Tahun 1923 berdiri Institute for Social Research di bawah pimpinan Max Horkheimer. Institute ini yang kemudian berkembang sebagai Frankfurt School atau mazhab Frankfurt adalah pusat penelitian interdisipliner yang terkait dengan Universitas Frankfurt di Jerman dan bertanggung jawab atas lintasan teori kritis dalam ilmu sosial kontemporer.
Bersama Theodor Adorno, Horkheimer memberi mazhab ini orientasi filofosis sebagaimana direfleksikan dalam The Dialectic of Enlightenment. Melalui metode dialektika para teoritisi Frankfurt menganalisis berbagai fenomena sosial.
Tiga generasi teoritikus kritis telah muncul dari Institut itu.
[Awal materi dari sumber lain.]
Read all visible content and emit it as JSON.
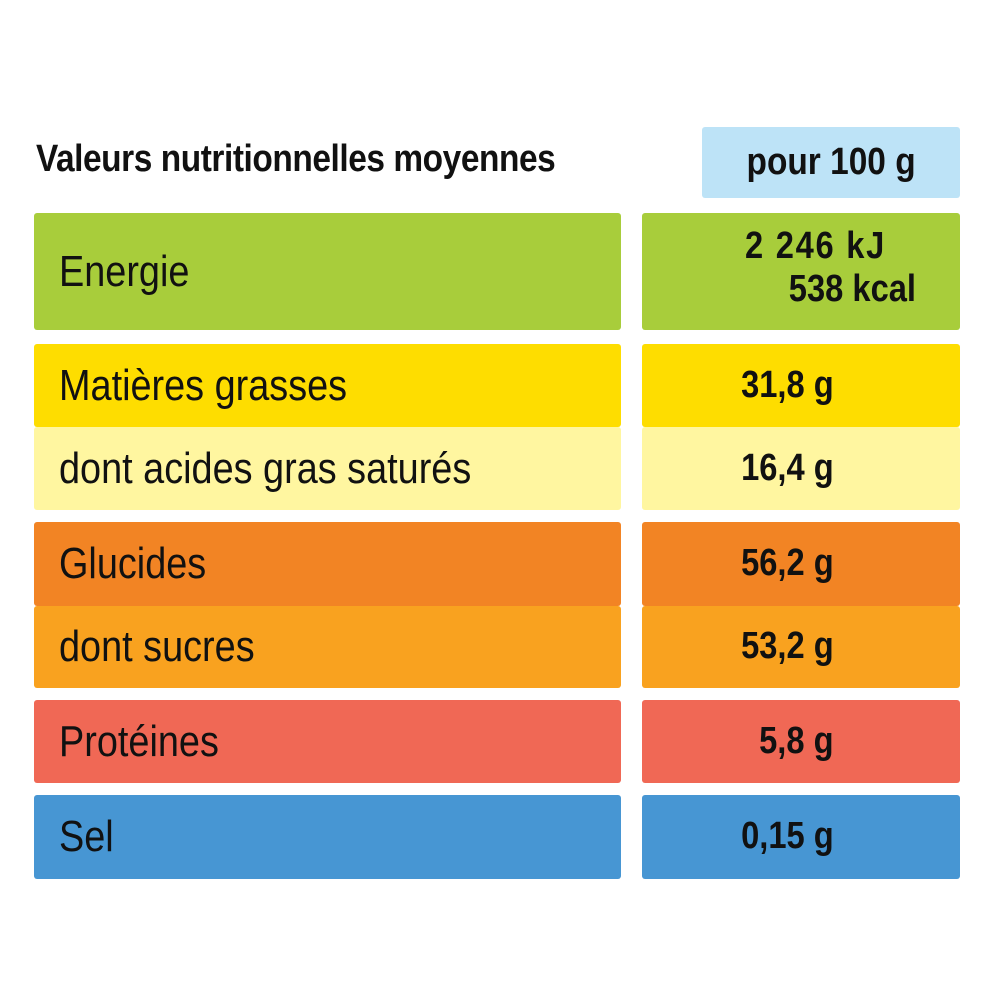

Generasi pertama diwakili paling menonjol pada abad ke-20 oleh Max Horkheimer, Herbert Marcuse dan Theodor Adorno yang disebut generasi kedua dari institut ini diwakili secara terpusat oleh Jrgen Habermas, yang karyanya telah berfungsi sebagai titik fokus dari berbagai teori kritis.(Valdivia & Kellner, 2012) Generasi ketiga dari Sekolah Frankfurt diwakili oleh Axel Honneth.
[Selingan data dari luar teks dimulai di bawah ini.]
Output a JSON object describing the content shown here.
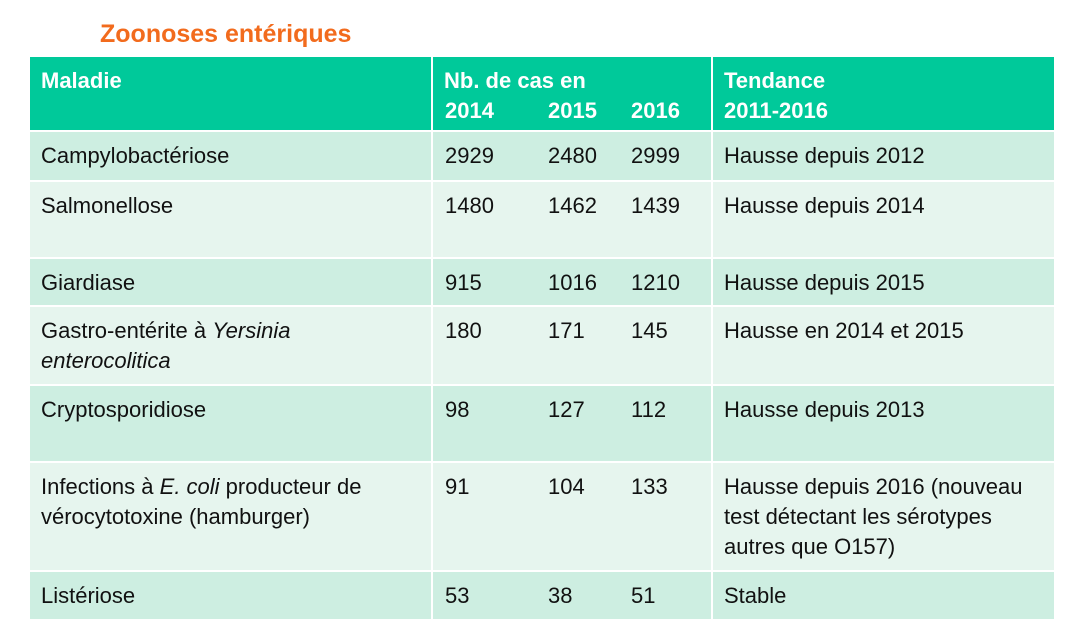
{
  "subtitle": "Zoonoses entériques",
  "table": {
    "header": {
      "disease": "Maladie",
      "cases": "Nb. de cas en",
      "years": [
        "2014",
        "2015",
        "2016"
      ],
      "trend": [
        "Tendance",
        "2011-2016"
      ]
    },
    "rows": [
      {
        "disease": [
          {
            "text": "Campylobactériose",
            "italic": false
          }
        ],
        "cases": [
          2929,
          2480,
          2999
        ],
        "trend": "Hausse depuis 2012"
      },
      {
        "disease": [
          {
            "text": "Salmonellose",
            "italic": false
          }
        ],
        "cases": [
          1480,
          1462,
          1439
        ],
        "trend": "Hausse depuis 2014"
      },
      {
        "disease": [
          {
            "text": "Giardiase",
            "italic": false
          }
        ],
        "cases": [
          915,
          1016,
          1210
        ],
        "trend": "Hausse depuis 2015"
      },
      {
        "disease": [
          {
            "text": "Gastro-entérite à ",
            "italic": false
          },
          {
            "text": "Yersinia enterocolitica",
            "italic": true
          }
        ],
        "cases": [
          180,
          171,
          145
        ],
        "trend": "Hausse en 2014 et 2015"
      },
      {
        "disease": [
          {
            "text": "Cryptosporidiose",
            "italic": false
          }
        ],
        "cases": [
          98,
          127,
          112
        ],
        "trend": "Hausse depuis 2013"
      },
      {
        "disease": [
          {
            "text": "Infections à ",
            "italic": false
          },
          {
            "text": "E. coli",
            "italic": true
          },
          {
            "text": " producteur de vérocytotoxine (hamburger)",
            "italic": false
          }
        ],
        "cases": [
          91,
          104,
          133
        ],
        "trend": "Hausse depuis 2016 (nouveau test détectant les sérotypes autres que O157)"
      },
      {
        "disease": [
          {
            "text": "Listériose",
            "italic": false
          }
        ],
        "cases": [
          53,
          38,
          51
        ],
        "trend": "Stable"
      }
    ]
  }
}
Para teoritisi Frankfurt mengkombinasikan argumen Weber tentang rasionalisasi dan kekecewaan masyarakat dengan teori Marx tentang alienasi dan fetisme komoditas.
Komoditas, baik produk material maupun budaya, memperdaya manusia, menghindarkan mereka dari kemampuan berpikir secara mendalam dan membuatnya terpesona.
Bagaimana dialektika pencerahan sebelum muncul akal modern? umat manusia hidup dalam kegelapan alam dan menyerah pada mitos, lalu pencerahan membebaskan manusia dari mitos dan membangun kedaulatan melalui pengetahuan (Adorno dan Horkheimer 2002:2).
Sayangnya, Horkheimer dan Adorno melihat adanya sisi irasional Pencerahan. Pencerahan yang semula dipandang sebagai kemajuan dari cara pandang mitologis, bertransformasi menjadi mitos itu sendiri yang menghasilkan penindasan dan penguasaan manusia dan alam.